At the end of season two, Bates was tried and convicted for murder. How sound was that verdict, in your opinion?
I want to say first that I was disappointed that we didn’t see more of the trial. I think the whole trial only lasted ten or fifteen minutes. We only saw a couple of witnesses, so we’re left to wonder what the full evidence was in the state’s case, and we’re left to wonder whether Bates testified on his own behalf. But to me, the prosecution’s case looked very tenuous. Originally, the police thought she committed suicide, then they decided that it was a homicide, and the evidence seemed like it was: “He bought rat poison, she died of rat poison, and he had a motive.” There’s a big jump between the motive and actual proof that he committed the crime.
So how would you have defended him?
I certainly would have pushed on the fact that she committed suicide. As a great fan, I was disappointed that we didn’t get to hear Bates’s testimony. And I think he could have had a good point. Assuming he’s innocent, he says, “Yes, I went there; yes, we had another fight about a divorce; and yes, there was even some pushing and shoving. She was hysterical, and I left. But what about the rat poison? She had asked me to buy some rat poison, she said she had rats, I gave her the rat poison.”
What would be the reason for not putting a defendant on the stand?
I think a main reason is if the defendant is guilty, if you think the defendant could not stand up to cross-examination and would come across as completely not credible. Or you might think, look, his story is just so weak, maybe his defense lawyer doesn’t believe him.
Is this a verdict that would hold up in the present day?
To my knowledge, I don’t see why it would be different now. The standards would be the same: proof beyond a reasonable doubt. The burden would be on the prosecution to have to prove not only the intent but that he actually did it.

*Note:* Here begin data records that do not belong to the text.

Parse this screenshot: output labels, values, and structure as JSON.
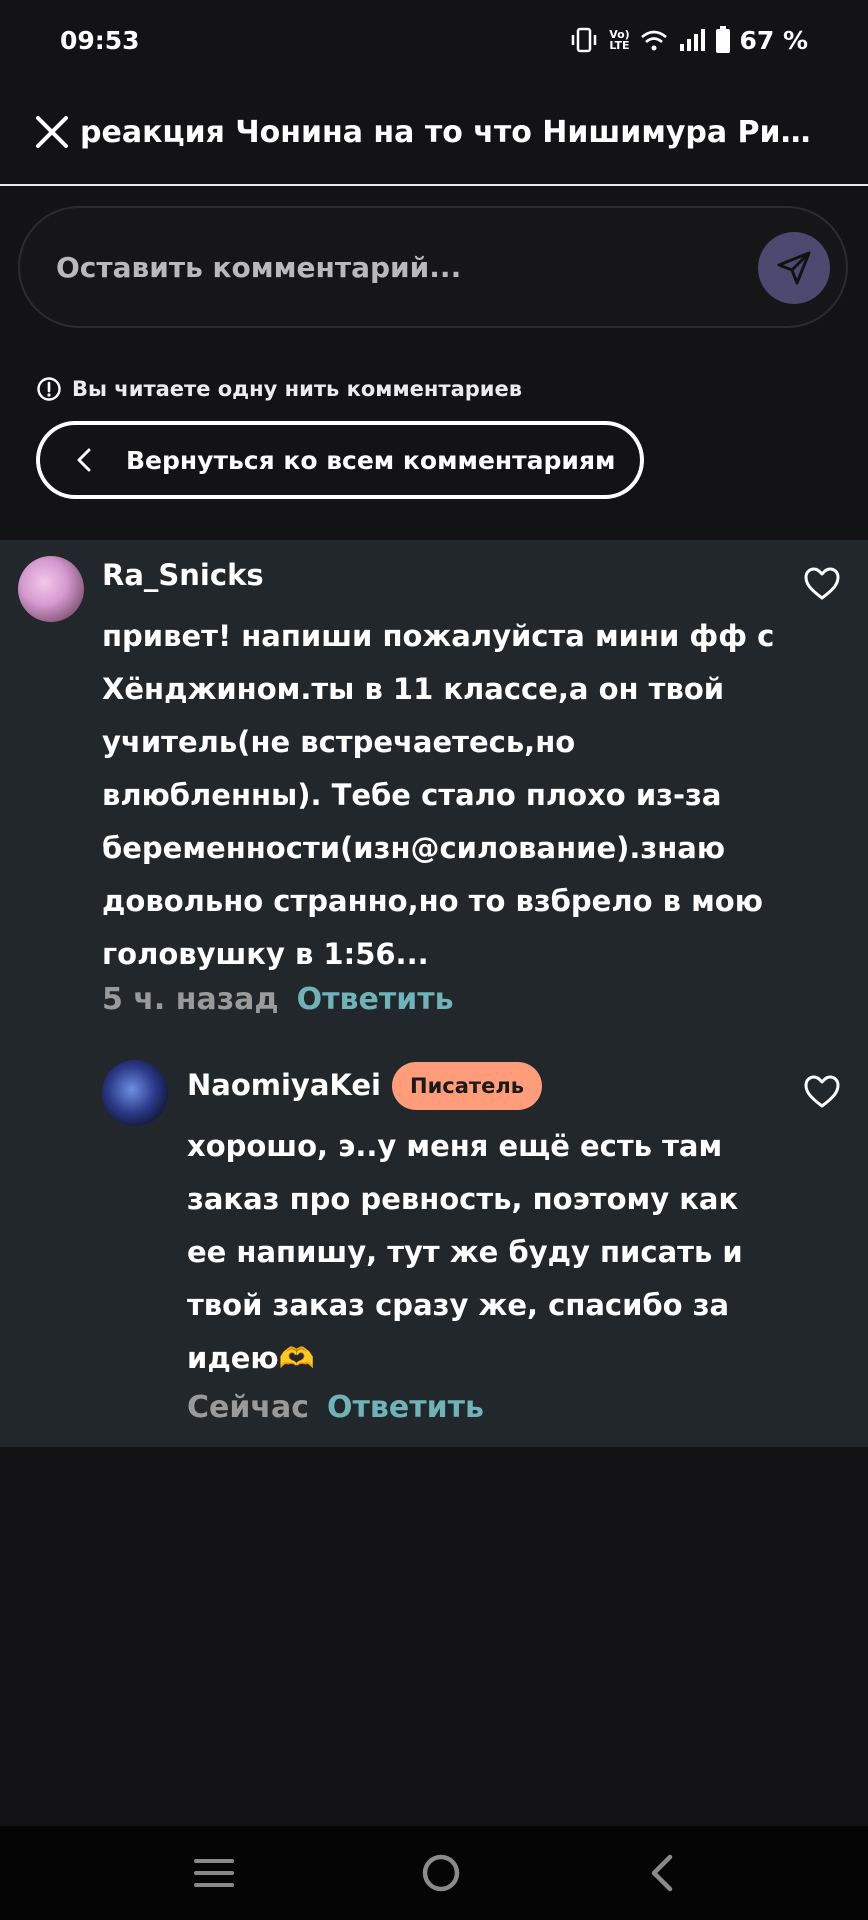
{
  "status_bar": {
    "time": "09:53",
    "network_label": "Vo) LTE",
    "battery": "67 %"
  },
  "header": {
    "title": "реакция Чонина на то что Нишимура Рик..."
  },
  "composer": {
    "placeholder": "Оставить комментарий..."
  },
  "thread_notice": "Вы читаете одну нить комментариев",
  "back_button_label": "Вернуться ко всем комментариям",
  "comments": [
    {
      "author": "Ra_Snicks",
      "text": "привет! напиши пожалуйста мини фф с Хёнджином.ты в 11 классе,а он твой учитель(не встречаетесь,но влюбленны). Тебе стало плохо из-за беременности(изн@силование).знаю довольно странно,но то взбрело в мою головушку в 1:56...",
      "time": "5 ч. назад",
      "reply_label": "Ответить"
    },
    {
      "author": "NaomiyaKei",
      "badge": "Писатель",
      "text": "хорошо, э..у меня ещё есть там заказ про ревность, поэтому как ее напишу, тут же буду писать и твой заказ сразу же, спасибо за идею🫶",
      "time": "Сейчас",
      "reply_label": "Ответить"
    }
  ],
  "icons": {
    "close": "close-icon",
    "send": "send-icon",
    "info": "info-icon",
    "chevron": "chevron-left-icon",
    "heart": "heart-icon",
    "menu": "menu-icon",
    "home": "home-icon",
    "back": "back-icon"
  },
  "colors": {
    "background": "#131315",
    "thread_background": "#21272a",
    "send_button": "#4c4870",
    "badge": "#ff9d7a",
    "reply_link": "#6fb2b7",
    "time_text": "#9a9a9a"
  }
}
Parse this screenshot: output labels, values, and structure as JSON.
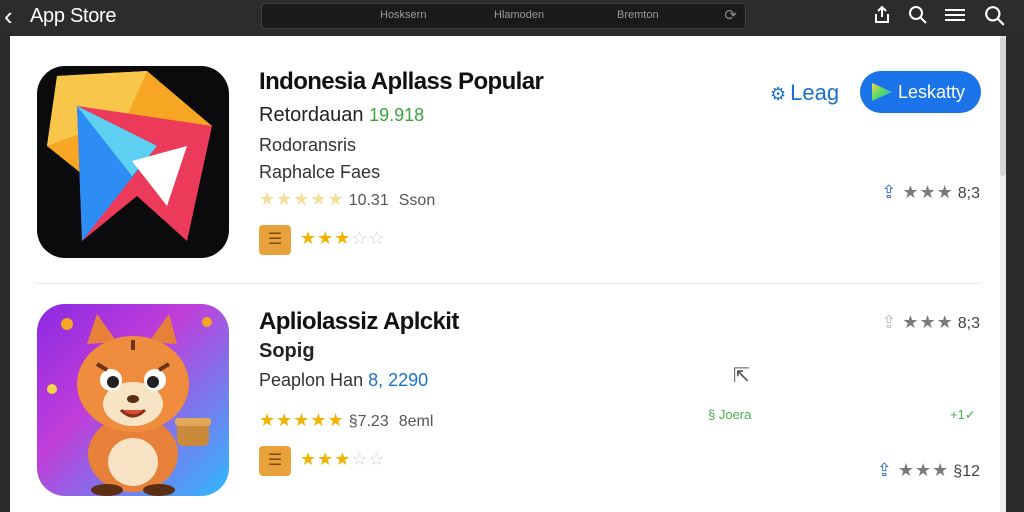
{
  "topbar": {
    "back_icon": "chevron-left-icon",
    "title": "App Store",
    "tabs": [
      "Hosksern",
      "Hlamoden",
      "Bremton"
    ],
    "refresh_icon": "refresh-icon",
    "icons": [
      "share-icon",
      "search-icon",
      "menu-icon",
      "search-icon"
    ]
  },
  "apps": [
    {
      "title": "Indonesia Apllass Popular",
      "subtitle": "Retordauan",
      "subtitle_value": "19.918",
      "developer": "Rodoransris",
      "category": "Raphalce Faes",
      "rating_value": "10.31",
      "rating_suffix": "Sson",
      "action_link": "Leag",
      "action_button": "Leskatty",
      "side_rating_1": "8;3"
    },
    {
      "title": "Apliolassiz Aplckit",
      "subtitle": "Sopig",
      "developer": "Peaplon Han",
      "developer_value": "8, 2290",
      "rating_value": "§7.23",
      "rating_suffix": "8eml",
      "side_rating_1": "8;3",
      "install_label": "§ Joera",
      "plus_label": "+1✓",
      "side_rating_2": "§12"
    }
  ],
  "colors": {
    "accent": "#1a73e8",
    "star": "#f0b400",
    "green": "#3aa53a"
  }
}
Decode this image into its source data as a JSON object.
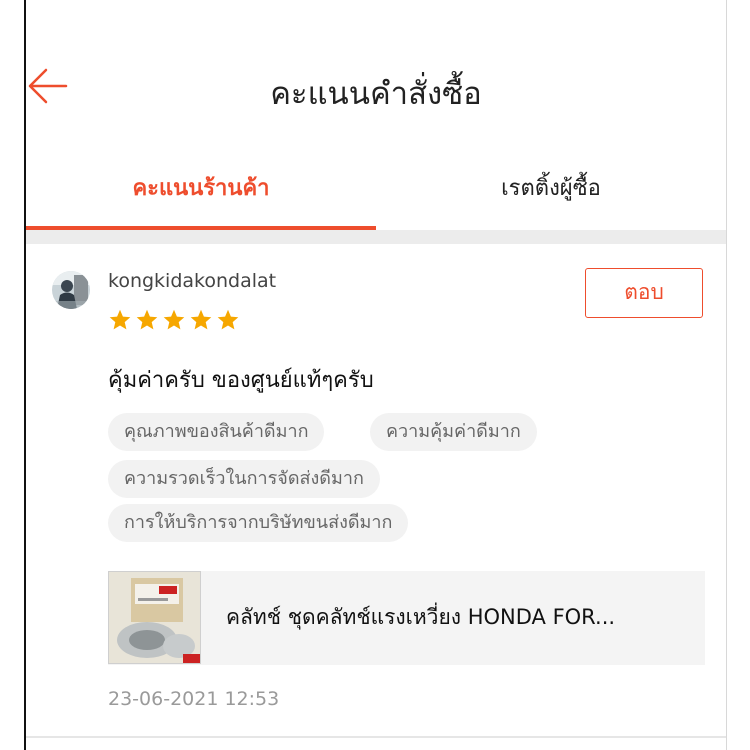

How would you engineer the appeal?
In an American situation, you can appeal on the ground that no reasonable jury could have found guilt based on that evidence. And that isn’t successful very often, but it is sometimes successful. The other grounds for appeal that we use a lot in the U.S. are all procedural — things like evidence was admitted that shouldn’t have been admitted or the judge gave the wrong jury instructions or the prosecutor behaved inappropriately. But we didn’t see any of that stuff. We have no basis for any comment.
Would you put him on the stand in the retrial?
Of course. Because he didn’t win the first time, so you gotta do something different. I think the defense’s best point is that there’s no evidence of him having poisoned her. Especially since the police thought she committed suicide. If I were the defense, I’d say, “What was it about the situation that looked like a homicide?”
They say that the case rests on premeditation. How would you argue against that?
Sometimes premeditation is an issue when a person killed somebody else but the person says it was an accident or self-defense. But Bates says he didn’t kill her. It’s not a question of premeditation or negligence. If I were the defense lawyer, I would just keep asking, “What is the evidence that this is a homicide, and not a suicide?”
Are you optimistic about the retrial?
Definitely. One way or the other, I’m optimistic because we like Bates. We the audience think he’s innocent, and we hate his wife, and we love Anna. It would be devastating to us if he never gets out!